Much ink has been spilt over the high price of CEOs in America. Over the last fifty years, ratio of CEO-to-worker pay has increased by a factor of ten, much of that increase occurring within the last few decades. In 2014, the average American CEO makes 331 times what the average worker does, and 774 times what full-time minimum wage workers make. In fact, many CEOs compensation plans are so generous they can forgo their base salary without making a dent in their finances, saving tons in taxes. But what are we getting for all that money? The answer may be not nearly enough.
In the Red
That’s the word, according to an SSRN study authored by Professors Michael J. Cooper, Huseyin Gulen, and P. Raghavendra Rau. By studying the stock performance of high-paying companies, they found that CEO pay is negatively related to a company’s future stock returns for up to three years. In other words, once a CEO cracks the top 10% of CEO pay, the company can expect an average 8% drop in stock value for the next three years. The effect is stronger for CEOs who receive higher incentive pay relative to their peers.
Commence Destroying Value
The authors of the paper concluded that this pay-to-performance disparity appears to be “driven by high-pay induced CEO overconfidence that leads to shareholder wealth losses from activities such as overinvestment and value-destroying mergers and acquisitions.”
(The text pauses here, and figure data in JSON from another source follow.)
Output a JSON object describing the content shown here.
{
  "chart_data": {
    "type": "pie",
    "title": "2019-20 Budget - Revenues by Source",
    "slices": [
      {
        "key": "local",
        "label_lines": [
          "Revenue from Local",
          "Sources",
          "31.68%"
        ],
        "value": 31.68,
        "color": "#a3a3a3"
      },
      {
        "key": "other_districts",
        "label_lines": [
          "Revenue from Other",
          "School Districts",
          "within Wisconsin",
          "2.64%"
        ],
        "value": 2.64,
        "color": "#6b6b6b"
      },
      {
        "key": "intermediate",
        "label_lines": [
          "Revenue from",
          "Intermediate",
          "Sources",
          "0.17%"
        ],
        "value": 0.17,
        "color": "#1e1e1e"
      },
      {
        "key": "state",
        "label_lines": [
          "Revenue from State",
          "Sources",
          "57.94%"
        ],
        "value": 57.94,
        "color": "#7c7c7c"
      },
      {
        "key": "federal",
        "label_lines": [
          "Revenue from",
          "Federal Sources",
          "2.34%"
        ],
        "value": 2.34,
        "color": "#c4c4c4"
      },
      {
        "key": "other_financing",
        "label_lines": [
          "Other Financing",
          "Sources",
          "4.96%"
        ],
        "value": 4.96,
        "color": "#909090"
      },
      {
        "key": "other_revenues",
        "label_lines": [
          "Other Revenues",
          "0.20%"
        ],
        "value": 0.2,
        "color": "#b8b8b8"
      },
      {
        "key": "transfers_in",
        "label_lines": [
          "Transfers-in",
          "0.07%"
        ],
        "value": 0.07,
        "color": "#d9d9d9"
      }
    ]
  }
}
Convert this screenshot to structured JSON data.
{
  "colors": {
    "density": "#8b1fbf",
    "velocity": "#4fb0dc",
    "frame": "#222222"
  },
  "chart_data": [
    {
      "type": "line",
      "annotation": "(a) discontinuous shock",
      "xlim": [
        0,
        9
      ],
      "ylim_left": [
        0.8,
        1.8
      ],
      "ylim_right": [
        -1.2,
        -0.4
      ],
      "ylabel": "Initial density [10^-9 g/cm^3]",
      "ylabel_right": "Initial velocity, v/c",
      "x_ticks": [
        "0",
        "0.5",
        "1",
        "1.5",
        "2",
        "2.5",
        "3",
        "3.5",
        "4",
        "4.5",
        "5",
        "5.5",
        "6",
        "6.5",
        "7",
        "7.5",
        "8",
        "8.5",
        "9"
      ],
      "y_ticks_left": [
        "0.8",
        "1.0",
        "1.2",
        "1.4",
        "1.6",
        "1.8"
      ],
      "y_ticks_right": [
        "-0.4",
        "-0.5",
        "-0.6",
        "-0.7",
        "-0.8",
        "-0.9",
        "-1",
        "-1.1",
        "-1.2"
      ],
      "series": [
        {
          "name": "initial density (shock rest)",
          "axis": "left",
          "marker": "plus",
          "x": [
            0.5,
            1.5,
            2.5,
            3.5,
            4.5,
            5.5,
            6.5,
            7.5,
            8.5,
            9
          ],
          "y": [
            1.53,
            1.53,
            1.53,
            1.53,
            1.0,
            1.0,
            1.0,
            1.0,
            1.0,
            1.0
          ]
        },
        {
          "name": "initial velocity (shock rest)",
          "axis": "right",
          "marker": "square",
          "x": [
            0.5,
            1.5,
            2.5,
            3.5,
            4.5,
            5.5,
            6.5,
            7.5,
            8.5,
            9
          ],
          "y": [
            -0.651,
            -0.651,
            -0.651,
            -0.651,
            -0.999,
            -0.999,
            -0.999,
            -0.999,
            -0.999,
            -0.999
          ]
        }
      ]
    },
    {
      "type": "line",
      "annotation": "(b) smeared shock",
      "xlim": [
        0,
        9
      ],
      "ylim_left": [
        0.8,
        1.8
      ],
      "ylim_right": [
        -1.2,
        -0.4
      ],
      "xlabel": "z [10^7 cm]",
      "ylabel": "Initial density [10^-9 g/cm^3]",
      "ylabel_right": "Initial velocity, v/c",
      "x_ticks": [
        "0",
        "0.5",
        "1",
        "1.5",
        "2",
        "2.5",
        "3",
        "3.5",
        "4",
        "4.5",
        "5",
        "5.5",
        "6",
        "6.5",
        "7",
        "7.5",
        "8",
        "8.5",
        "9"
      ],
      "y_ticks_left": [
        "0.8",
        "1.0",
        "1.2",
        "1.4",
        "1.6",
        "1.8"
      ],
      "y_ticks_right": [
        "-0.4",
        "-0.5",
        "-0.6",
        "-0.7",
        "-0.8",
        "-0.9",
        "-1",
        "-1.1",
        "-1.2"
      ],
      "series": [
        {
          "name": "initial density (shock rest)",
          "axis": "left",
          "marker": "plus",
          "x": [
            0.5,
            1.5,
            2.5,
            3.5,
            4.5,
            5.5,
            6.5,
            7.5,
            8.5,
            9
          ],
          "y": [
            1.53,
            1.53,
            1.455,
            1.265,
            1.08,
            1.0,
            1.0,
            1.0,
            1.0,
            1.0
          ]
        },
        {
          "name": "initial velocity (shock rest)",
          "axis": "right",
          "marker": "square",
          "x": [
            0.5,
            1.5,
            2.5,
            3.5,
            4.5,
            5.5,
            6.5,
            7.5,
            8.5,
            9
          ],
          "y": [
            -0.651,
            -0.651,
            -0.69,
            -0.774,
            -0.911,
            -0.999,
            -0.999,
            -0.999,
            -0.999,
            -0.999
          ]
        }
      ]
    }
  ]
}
These findings are not unique. Another study published in the peer-reviewed organizational journal Interfaces examined the effects of high CEO pay, and found that “higher pay fails to promote better performance.” Professors J. Scott Armstrong and Phillippe Jacquart, the authors of the study, explain:
“Instead, [higher pay] undermines the intrinsic motivation of executives, inhibits their learning, leads them to ignore other stakeholders, and discourages them from considering the long-term effects of their decisions on stakeholders.” [Emphasis ours.]
The Proven Strategy
Intrinsic motivation, or our internal psychological desire to achieve and accomplish things, has been proven to have much more substantial and predictable motivational effects on people than extrinsic motivators like cash and material goods.
However, the raw impact of extrinsic rewards like cash make them excellent short-term motivators, and are great for reaching short-term goals, creating the illusion of lasting effectiveness. Organizations only slip up when they start to favor these short-term motivational gains over long-term motivational strategy.
Have a Heart
Employees of all kinds, even CEOs, have a certain expectation of pay based on industry norms, but once those expectations are met, cash as a motivator can only go so far. Too many pay incentives can morph motivation into a transaction, and that’s when you lose a very important part of success: heart. To truly motivate high performance, the effects of pay incentives shouldn’t overshadow the effects of a simple “thank you” in the workplace.